Autier et al. [39] examined the association of vitamin D with various health outcomes in extensive meta-analyses of prospective cohort studies and RCTs but did not find compelling evidence of a beneficial effect of vitamin D supplementation on glucose metabolism outcomes. However, these trials involved non-ESRD patients who had higher baseline levels of vitamin D and physiological renal activity enabling vitamin D activation, a significant difference from patients in our studies. Moreover, an interesting observation in our meta-analysis was that vitamin D-associated improvement in fasting glucose levels was seen in participants with impaired glucose tolerance at baseline, a common feature of the ESRD population. Also, fasting insulin levels were notably lower or borderline in most of these HD study populations than would be expected for insulin resistance in the general population (variably defined to be >12–>17 mU/ml) [40]. This could be explained by the fact that insulin is removed by HD, again attesting to the special status of this population [41].

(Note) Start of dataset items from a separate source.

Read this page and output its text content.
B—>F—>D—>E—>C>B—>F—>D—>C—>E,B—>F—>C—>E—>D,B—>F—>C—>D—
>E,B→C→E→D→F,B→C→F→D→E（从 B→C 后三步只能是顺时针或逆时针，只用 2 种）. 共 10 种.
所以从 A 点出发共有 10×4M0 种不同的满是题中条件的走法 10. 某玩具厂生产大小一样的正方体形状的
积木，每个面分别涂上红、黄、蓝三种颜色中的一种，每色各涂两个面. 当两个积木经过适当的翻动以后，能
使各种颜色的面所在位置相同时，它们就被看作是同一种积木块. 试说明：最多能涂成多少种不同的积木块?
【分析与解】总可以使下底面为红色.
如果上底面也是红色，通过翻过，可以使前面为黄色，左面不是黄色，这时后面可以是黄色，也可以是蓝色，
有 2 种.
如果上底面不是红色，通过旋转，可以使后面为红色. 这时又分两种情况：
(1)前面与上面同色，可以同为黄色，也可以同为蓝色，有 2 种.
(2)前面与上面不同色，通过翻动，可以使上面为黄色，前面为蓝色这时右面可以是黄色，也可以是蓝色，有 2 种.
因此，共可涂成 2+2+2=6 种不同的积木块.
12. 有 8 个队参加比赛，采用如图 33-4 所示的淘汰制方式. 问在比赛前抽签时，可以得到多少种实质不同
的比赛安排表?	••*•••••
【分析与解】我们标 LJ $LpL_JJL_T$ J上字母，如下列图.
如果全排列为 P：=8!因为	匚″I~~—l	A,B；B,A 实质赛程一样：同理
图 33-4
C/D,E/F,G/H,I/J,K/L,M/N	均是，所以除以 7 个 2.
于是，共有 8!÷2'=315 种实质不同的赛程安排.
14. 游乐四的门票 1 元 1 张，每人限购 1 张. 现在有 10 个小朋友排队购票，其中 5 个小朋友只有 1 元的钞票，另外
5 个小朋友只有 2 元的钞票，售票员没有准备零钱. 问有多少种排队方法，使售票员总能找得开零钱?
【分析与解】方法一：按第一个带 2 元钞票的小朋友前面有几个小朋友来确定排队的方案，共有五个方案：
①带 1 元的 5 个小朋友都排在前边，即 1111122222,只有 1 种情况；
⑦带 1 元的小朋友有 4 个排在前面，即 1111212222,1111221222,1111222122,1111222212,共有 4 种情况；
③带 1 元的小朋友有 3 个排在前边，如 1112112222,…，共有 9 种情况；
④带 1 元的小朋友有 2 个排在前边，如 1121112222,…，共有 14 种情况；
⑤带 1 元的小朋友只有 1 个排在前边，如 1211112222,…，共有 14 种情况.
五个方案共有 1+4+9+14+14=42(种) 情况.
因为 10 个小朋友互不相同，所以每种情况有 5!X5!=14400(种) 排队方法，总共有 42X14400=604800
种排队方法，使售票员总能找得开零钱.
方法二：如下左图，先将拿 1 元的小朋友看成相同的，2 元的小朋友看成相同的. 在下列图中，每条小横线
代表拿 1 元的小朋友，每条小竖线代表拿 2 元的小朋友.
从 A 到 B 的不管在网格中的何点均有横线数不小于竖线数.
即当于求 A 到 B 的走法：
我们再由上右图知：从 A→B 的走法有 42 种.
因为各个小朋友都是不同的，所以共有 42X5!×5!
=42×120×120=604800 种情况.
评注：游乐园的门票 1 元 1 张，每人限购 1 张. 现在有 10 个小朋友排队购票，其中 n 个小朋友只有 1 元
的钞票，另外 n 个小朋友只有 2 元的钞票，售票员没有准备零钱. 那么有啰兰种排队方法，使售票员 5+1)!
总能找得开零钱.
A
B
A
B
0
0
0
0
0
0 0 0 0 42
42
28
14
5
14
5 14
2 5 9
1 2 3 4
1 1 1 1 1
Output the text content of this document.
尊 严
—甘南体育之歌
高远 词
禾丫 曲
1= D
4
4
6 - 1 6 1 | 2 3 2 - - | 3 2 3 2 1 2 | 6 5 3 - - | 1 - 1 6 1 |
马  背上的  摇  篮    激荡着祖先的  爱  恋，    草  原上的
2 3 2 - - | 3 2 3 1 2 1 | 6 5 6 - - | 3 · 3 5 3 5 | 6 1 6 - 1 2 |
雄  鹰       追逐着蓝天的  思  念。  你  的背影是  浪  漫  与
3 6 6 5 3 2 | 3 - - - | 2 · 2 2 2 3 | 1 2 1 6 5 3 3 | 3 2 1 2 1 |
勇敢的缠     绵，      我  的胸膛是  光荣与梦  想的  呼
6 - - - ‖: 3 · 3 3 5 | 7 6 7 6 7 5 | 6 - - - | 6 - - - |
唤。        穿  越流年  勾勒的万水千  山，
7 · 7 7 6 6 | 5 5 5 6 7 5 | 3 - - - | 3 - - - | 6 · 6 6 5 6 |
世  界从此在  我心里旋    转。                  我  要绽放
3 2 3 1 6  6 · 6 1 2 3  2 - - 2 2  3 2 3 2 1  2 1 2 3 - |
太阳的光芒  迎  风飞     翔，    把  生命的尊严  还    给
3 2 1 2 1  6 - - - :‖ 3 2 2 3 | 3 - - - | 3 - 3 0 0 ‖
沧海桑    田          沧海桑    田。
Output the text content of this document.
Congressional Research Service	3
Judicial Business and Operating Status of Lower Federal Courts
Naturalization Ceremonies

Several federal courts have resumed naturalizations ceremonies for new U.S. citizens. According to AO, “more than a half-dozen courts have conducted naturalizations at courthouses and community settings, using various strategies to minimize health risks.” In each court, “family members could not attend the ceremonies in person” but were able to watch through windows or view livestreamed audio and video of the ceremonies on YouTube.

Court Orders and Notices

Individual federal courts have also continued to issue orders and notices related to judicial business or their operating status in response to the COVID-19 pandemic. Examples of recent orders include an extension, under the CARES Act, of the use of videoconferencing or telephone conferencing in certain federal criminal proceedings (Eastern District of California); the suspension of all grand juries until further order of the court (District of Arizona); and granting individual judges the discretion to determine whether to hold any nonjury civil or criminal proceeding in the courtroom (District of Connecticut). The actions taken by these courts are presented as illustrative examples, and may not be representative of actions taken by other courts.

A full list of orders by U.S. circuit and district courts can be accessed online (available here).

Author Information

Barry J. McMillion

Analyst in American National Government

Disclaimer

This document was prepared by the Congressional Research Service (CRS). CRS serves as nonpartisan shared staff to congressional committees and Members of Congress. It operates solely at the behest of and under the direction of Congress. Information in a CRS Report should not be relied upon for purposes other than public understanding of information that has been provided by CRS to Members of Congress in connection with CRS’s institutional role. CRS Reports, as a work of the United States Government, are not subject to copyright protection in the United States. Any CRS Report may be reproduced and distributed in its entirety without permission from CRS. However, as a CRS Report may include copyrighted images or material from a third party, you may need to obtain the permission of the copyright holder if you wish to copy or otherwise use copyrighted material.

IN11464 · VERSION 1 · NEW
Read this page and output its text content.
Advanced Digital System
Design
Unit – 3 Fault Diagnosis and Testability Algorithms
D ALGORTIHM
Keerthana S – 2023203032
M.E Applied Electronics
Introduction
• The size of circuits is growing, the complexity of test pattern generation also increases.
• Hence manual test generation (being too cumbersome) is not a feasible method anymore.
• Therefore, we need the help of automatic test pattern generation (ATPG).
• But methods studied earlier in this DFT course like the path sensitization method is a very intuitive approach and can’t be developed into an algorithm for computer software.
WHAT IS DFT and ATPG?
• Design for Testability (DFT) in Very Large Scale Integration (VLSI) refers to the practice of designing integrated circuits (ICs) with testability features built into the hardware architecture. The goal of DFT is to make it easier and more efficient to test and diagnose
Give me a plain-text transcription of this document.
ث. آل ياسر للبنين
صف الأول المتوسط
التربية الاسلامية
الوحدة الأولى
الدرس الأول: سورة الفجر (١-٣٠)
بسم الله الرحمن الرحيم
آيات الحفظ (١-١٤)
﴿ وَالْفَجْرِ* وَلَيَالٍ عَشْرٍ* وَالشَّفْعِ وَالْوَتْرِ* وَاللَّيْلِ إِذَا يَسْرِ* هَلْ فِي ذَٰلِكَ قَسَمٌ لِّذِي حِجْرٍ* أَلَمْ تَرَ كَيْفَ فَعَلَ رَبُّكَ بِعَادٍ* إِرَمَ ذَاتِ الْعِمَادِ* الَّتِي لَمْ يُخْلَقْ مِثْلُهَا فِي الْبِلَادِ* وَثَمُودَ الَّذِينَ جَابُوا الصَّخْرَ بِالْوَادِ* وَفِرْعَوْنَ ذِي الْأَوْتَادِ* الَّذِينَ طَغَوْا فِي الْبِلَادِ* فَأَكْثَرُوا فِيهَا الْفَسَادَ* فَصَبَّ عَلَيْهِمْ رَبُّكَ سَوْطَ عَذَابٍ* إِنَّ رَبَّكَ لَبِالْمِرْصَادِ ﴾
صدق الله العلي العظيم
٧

It remains uncertain whether correction of hyperparathyroidism is a mediator for vitamin D-associated changes in glucose metabolism or whether these changes in PTH levels are merely expected side effects of supplementation. In the study demonstrating protective effect of vitamin D supplementation on mortality in ESRD patients, meta-regression demonstrated greater risk reduction among those with higher baseline PTH levels [34]. There is evidence to suggest an independent association of PTH and insulin resistance [42]. It is beyond the scope of this meta-analysis to establish the mechanisms of the observed differences.

Our study has its limitations. Firstly, outcomes varied by definition and measurement, only a few studies measured outcomes of interest such as HOMA-IR [14, 31, 32]. Hyperglycemia and glucose intolerance only manifest at later stages of insulin resistance when it cannot be overcome by insulin secretion [4]. Hyperinsulinemic euglycemic clamp studies and intravenous glucose tolerance tests are cumbersome and were infrequently conducted, though they are the gold standard test for insulin resistance [1114]. Secondly, the design and quality of studies varied extensively. Despite this, RCTs demonstrated a significant summary effect of vitamin D supplementation on fasting serum glucose levels. Thirdly, most of the studies had small sample sizes and were focused on short-term outcomes (4–12 weeks) that are not long enough to adequately study relevant clinical outcomes.

In conclusion, improved fasting glucose levels are observed after short-term vitamin D supplementation in dialysis patients with associated decreases in serum PTH levels. However, well-designed larger clinical trials are needed to focus on long-term clinical outcomes of insulin resistance and related cardiovascular outcomes in ESRD.